The therapeutic benefit of treating febrile patients with antipyretics is controversial and may depend on individual patient factors. For example, some studies indicate that febrile intensive care unit (ICU) patients with sepsis have reduced mortality if allowed to maintain an elevated temperature but that this may not be the case for febrile ICU patients without sepsis. A recent meta-analysis of antipyretic treatment of septic patients showed no mortality benefit at 28 days, but early mortality (14 days) was significantly lower in febrile patients treated with antipyretic therapies. Treatment of fevers makes patients feel more comfortable, however, and because of the detrimental effects of the increased metabolic demands caused by high fevers, it is recommended that patients with temperatures greater than 41°C be treated with antipyretics.

The initial step in the process of fever is resetting the thermostatic set point in the hypothalamus to a higher temperature while the actual body temperature remains normal. This mismatch of the thermostat with the “sensed” body temperature causes the patient to feel chilled (chills).
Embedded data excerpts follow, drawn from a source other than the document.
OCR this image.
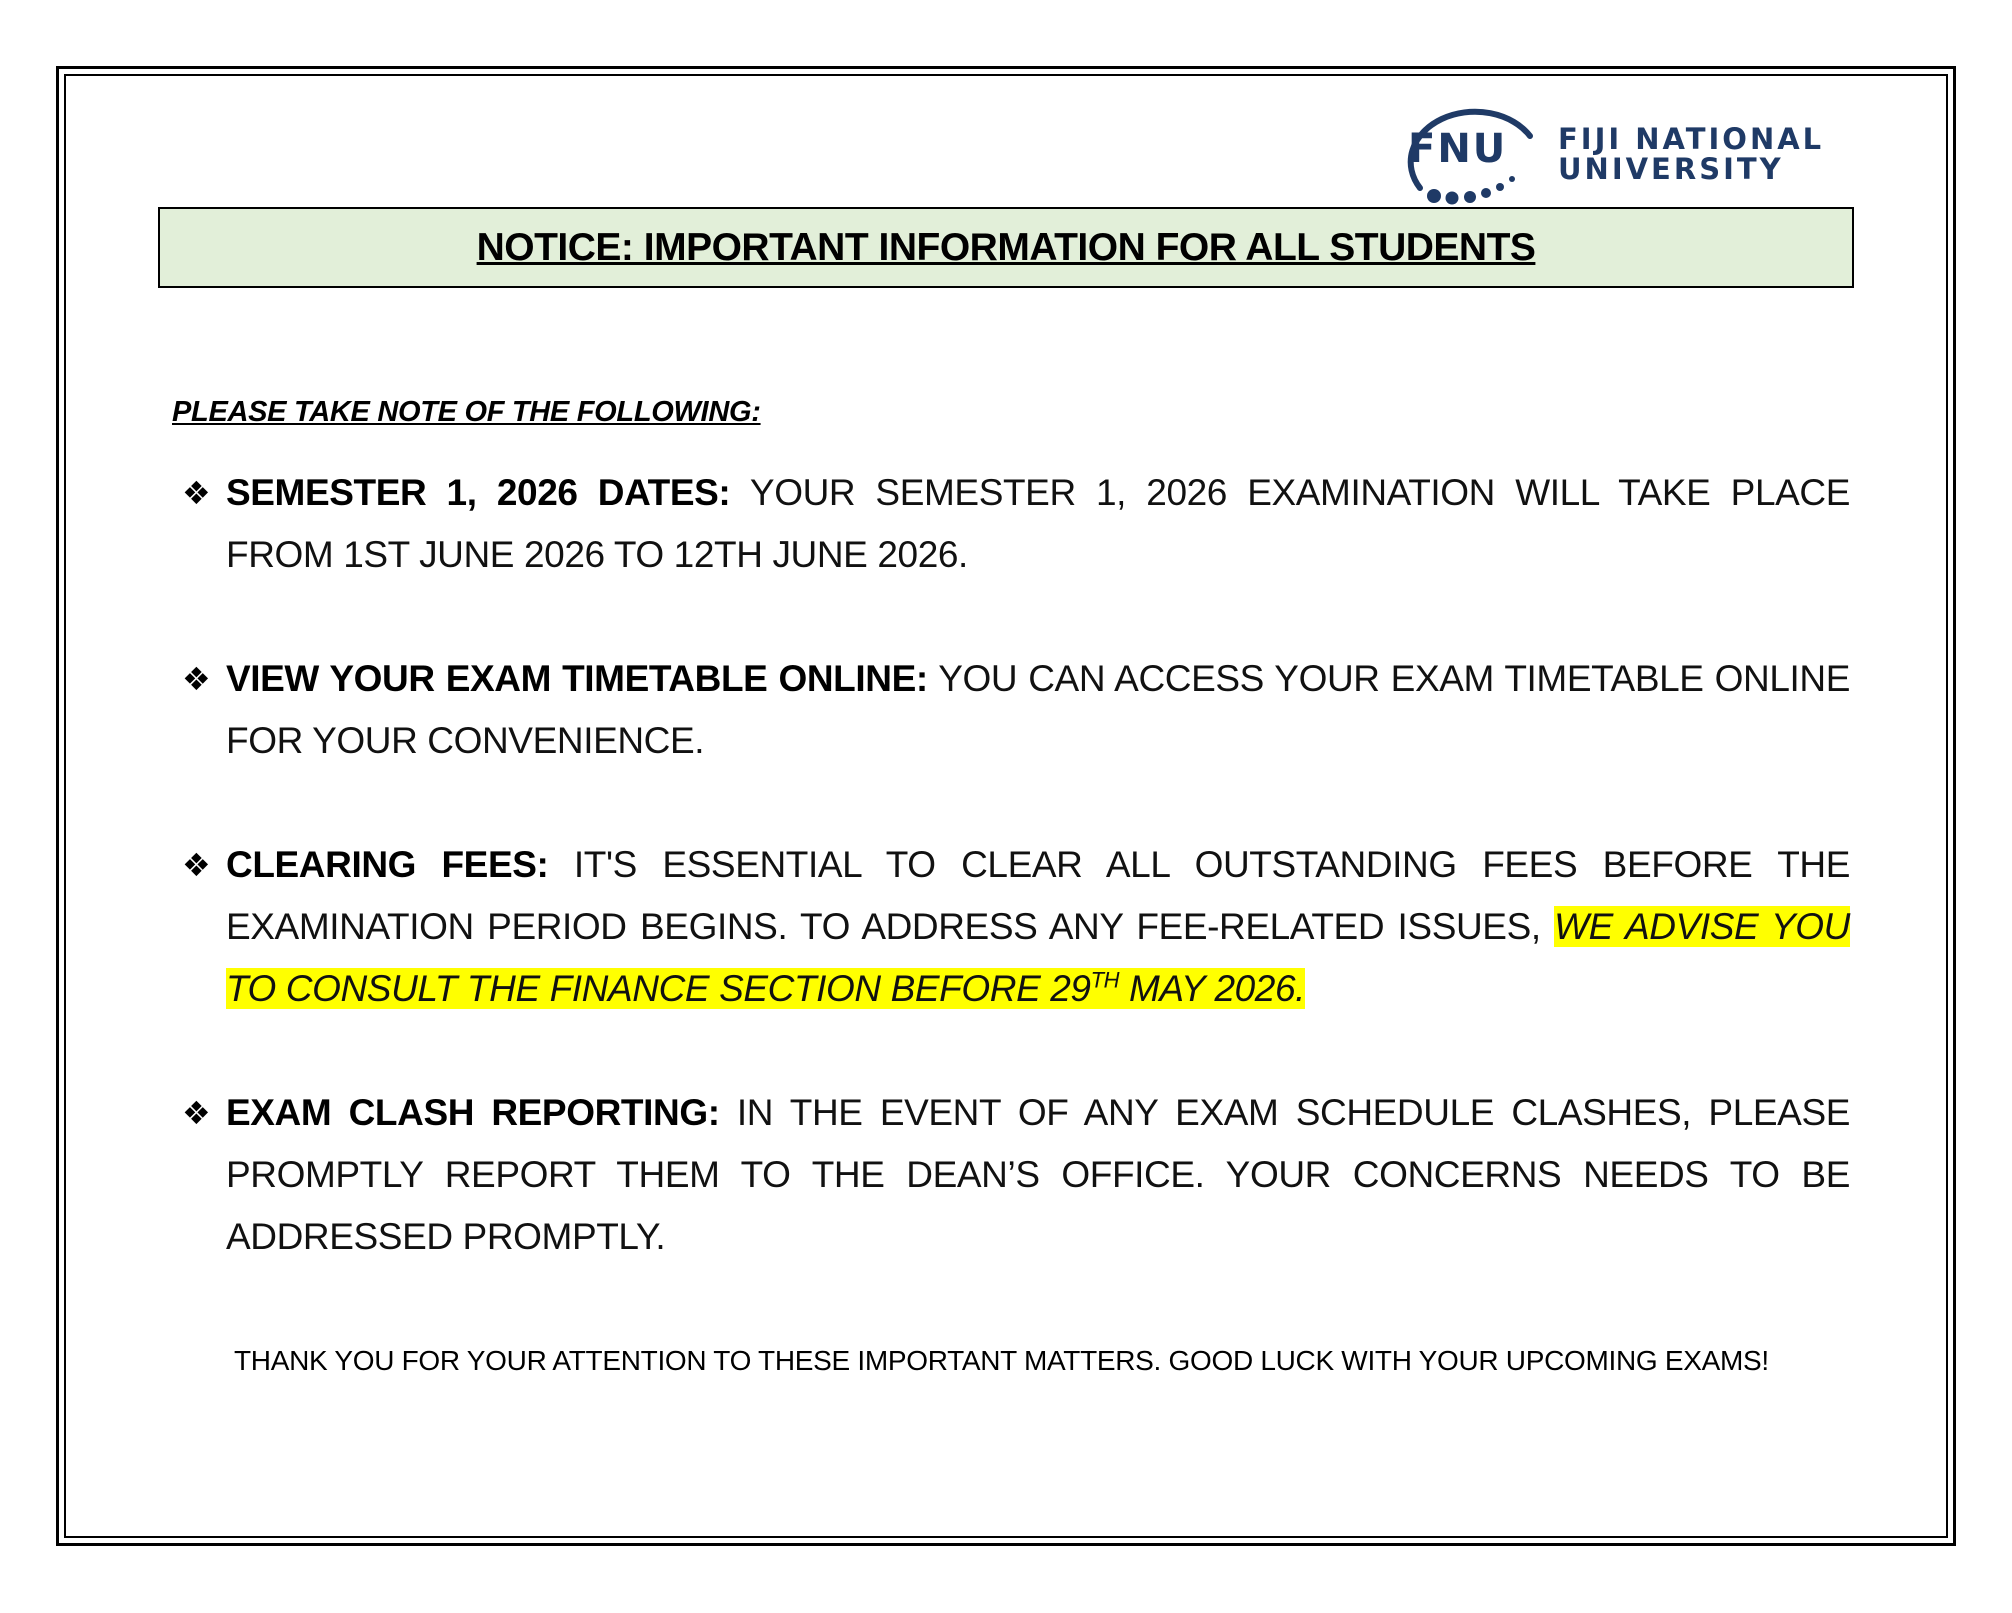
FNU FIJI NATIONAL
UNIVERSITY
NOTICE: IMPORTANT INFORMATION FOR ALL STUDENTS
PLEASE TAKE NOTE OF THE FOLLOWING:
❖ SEMESTER 1, 2026 DATES: YOUR SEMESTER 1, 2026 EXAMINATION WILL TAKE PLACE FROM 1ST JUNE 2026 TO 12TH JUNE 2026.
❖ VIEW YOUR EXAM TIMETABLE ONLINE: YOU CAN ACCESS YOUR EXAM TIMETABLE ONLINE FOR YOUR CONVENIENCE.
❖ CLEARING FEES: IT'S ESSENTIAL TO CLEAR ALL OUTSTANDING FEES BEFORE THE EXAMINATION PERIOD BEGINS. TO ADDRESS ANY FEE-RELATED ISSUES, WE ADVISE YOU TO CONSULT THE FINANCE SECTION BEFORE 29TH MAY 2026.
❖ EXAM CLASH REPORTING: IN THE EVENT OF ANY EXAM SCHEDULE CLASHES, PLEASE PROMPTLY REPORT THEM TO THE DEAN’S OFFICE. YOUR CONCERNS NEEDS TO BE ADDRESSED PROMPTLY.
THANK YOU FOR YOUR ATTENTION TO THESE IMPORTANT MATTERS. GOOD LUCK WITH YOUR UPCOMING EXAMS!
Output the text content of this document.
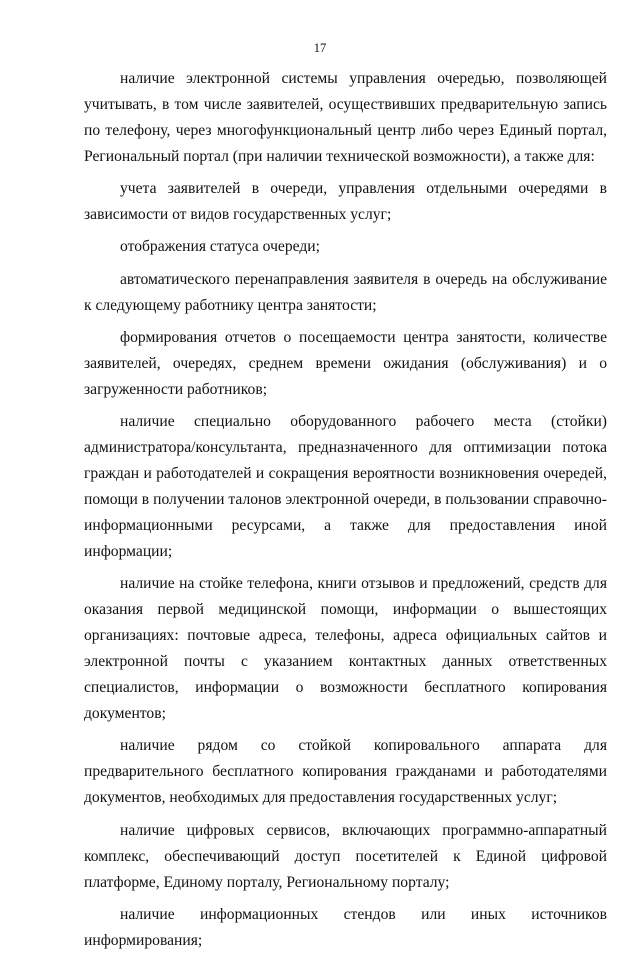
17

наличие электронной системы управления очередью, позволяющей учитывать, в том числе заявителей, осуществивших предварительную запись по телефону, через многофункциональный центр либо через Единый портал, Региональный портал (при наличии технической возможности), а также для:

учета заявителей в очереди, управления отдельными очередями в зависимости от видов государственных услуг;

отображения статуса очереди;

автоматического перенаправления заявителя в очередь на обслуживание к следующему работнику центра занятости;

формирования отчетов о посещаемости центра занятости, количестве заявителей, очередях, среднем времени ожидания (обслуживания) и о загруженности работников;

наличие специально оборудованного рабочего места (стойки) администратора/консультанта, предназначенного для оптимизации потока граждан и работодателей и сокращения вероятности возникновения очередей, помощи в получении талонов электронной очереди, в пользовании справочно-информационными ресурсами, а также для предоставления иной информации;

наличие на стойке телефона, книги отзывов и предложений, средств для оказания первой медицинской помощи, информации о вышестоящих организациях: почтовые адреса, телефоны, адреса официальных сайтов и электронной почты с указанием контактных данных ответственных специалистов, информации о возможности бесплатного копирования документов;

наличие рядом со стойкой копировального аппарата для предварительного бесплатного копирования гражданами и работодателями документов, необходимых для предоставления государственных услуг;

наличие цифровых сервисов, включающих программно-аппаратный комплекс, обеспечивающий доступ посетителей к Единой цифровой платформе, Единому порталу, Региональному порталу;

наличие информационных стендов или иных источников информирования;
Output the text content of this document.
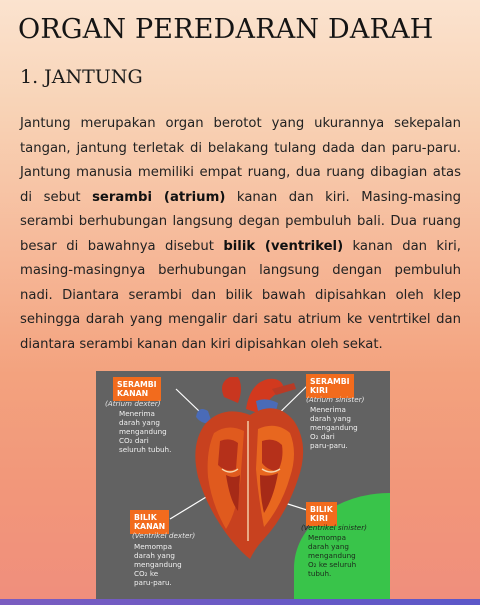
ORGAN PEREDARAN DARAH
1. JANTUNG

Jantung merupakan organ berotot yang ukurannya sekepalan tangan, jantung terletak di belakang tulang dada dan paru-paru. Jantung manusia memiliki empat ruang, dua ruang dibagian atas di sebut serambi (atrium) kanan dan kiri. Masing-masing serambi berhubungan langsung degan pembuluh bali. Dua ruang besar di bawahnya disebut bilik (ventrikel) kanan dan kiri, masing-masingnya berhubungan langsung dengan pembuluh nadi. Diantara serambi dan bilik bawah dipisahkan oleh klep sehingga darah yang mengalir dari satu atrium ke ventrtikel dan diantara serambi kanan dan kiri dipisahkan oleh sekat.

SERAMBI
KANAN
(Atrium dexter)
Menerima
darah yang
mengandung
CO₂ dari
seluruh tubuh.
SERAMBI
KIRI
(Atrium sinister)
Menerima
darah yang
mengandung
O₂ dari
paru-paru.
BILIK
KANAN
(Ventrikel dexter)
Memompa
darah yang
mengandung
CO₂ ke
paru-paru.
BILIK
KIRI
(Ventrikel sinister)
Memompa
darah yang
mengandung
O₂ ke seluruh
tubuh.
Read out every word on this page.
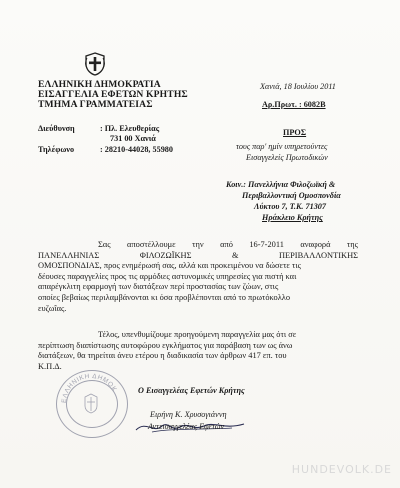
ΕΛΛΗΝΙΚΗ ΔΗΜΟΚΡΑΤΙΑ
ΕΙΣΑΓΓΕΛΙΑ ΕΦΕΤΩΝ ΚΡΗΤΗΣ
ΤΜΗΜΑ ΓΡΑΜΜΑΤΕΙΑΣ
Χανιά, 18 Ιουλίου 2011
Αρ.Πρωτ. : 6082Β
Διεύθυνση	: Πλ. Ελευθερίας
731 00 Χανιά
Τηλέφωνο	: 28210-44028, 55980
ΠΡΟΣ
τους παρ' ημίν υπηρετούντες
Εισαγγελείς Πρωτοδικών
Κοιν.: Πανελλήνια Φιλοζωϊκή &
Περιβαλλοντική Ομοσπονδία
Λύκτου 7, Τ.Κ. 71307
Ηράκλειο Κρήτης
Σας αποστέλλουμε την από 16-7-2011 αναφορά της
ΠΑΝΕΛΛΗΝΙΑΣ ΦΙΛΟΖΩΪΚΗΣ & ΠΕΡΙΒΑΛΛΟΝΤΙΚΗΣ
ΟΜΟΣΠΟΝΔΙΑΣ, προς ενημέρωσή σας, αλλά και προκειμένου να δώσετε τις
δέουσες παραγγελίες προς τις αρμόδιες αστυνομικές υπηρεσίες για πιστή και
απαρέγκλιτη εφαρμογή των διατάξεων περί προστασίας των ζώων, στις
οποίες βεβαίως περιλαμβάνονται κι όσα προβλέπονται από το πρωτόκολλο
ευζωΐας.
Τέλος, υπενθυμίζουμε προηγούμενη παραγγελία μας ότι σε
περίπτωση διαπίστωσης αυτοφώρου εγκλήματος για παράβαση των ως άνω
διατάξεων, θα τηρείται άνευ ετέρου η διαδικασία των άρθρων 417 επ. του
Κ.Π.Δ.
ΕΛΛΗΝΙΚΗ ΔΗΜΟΚ Ο Εισαγγελέας Εφετών Κρήτης
Ειρήνη Κ. Χρυσογιάννη
Αντεισαγγελέας Εφετών
HUNDEVOLK.DE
The patient remains chilled until the body temperature rises to near the (elevated) hypothalamic set point. At this point, the patient no longer experiences chills and feels euthermic—but may feel fatigued or ill—but, to the caregiver, the skin temperature or thermometer reading is now elevated. The sequence of chills followed by febrile illness is the basis of the (incorrect) popular belief that getting chilled leads to infection, such as pneumonia. When the thermostatic set point is reduced to normal, the patient suddenly feels hot and sweats until the body temperature falls to match the set point, now normal.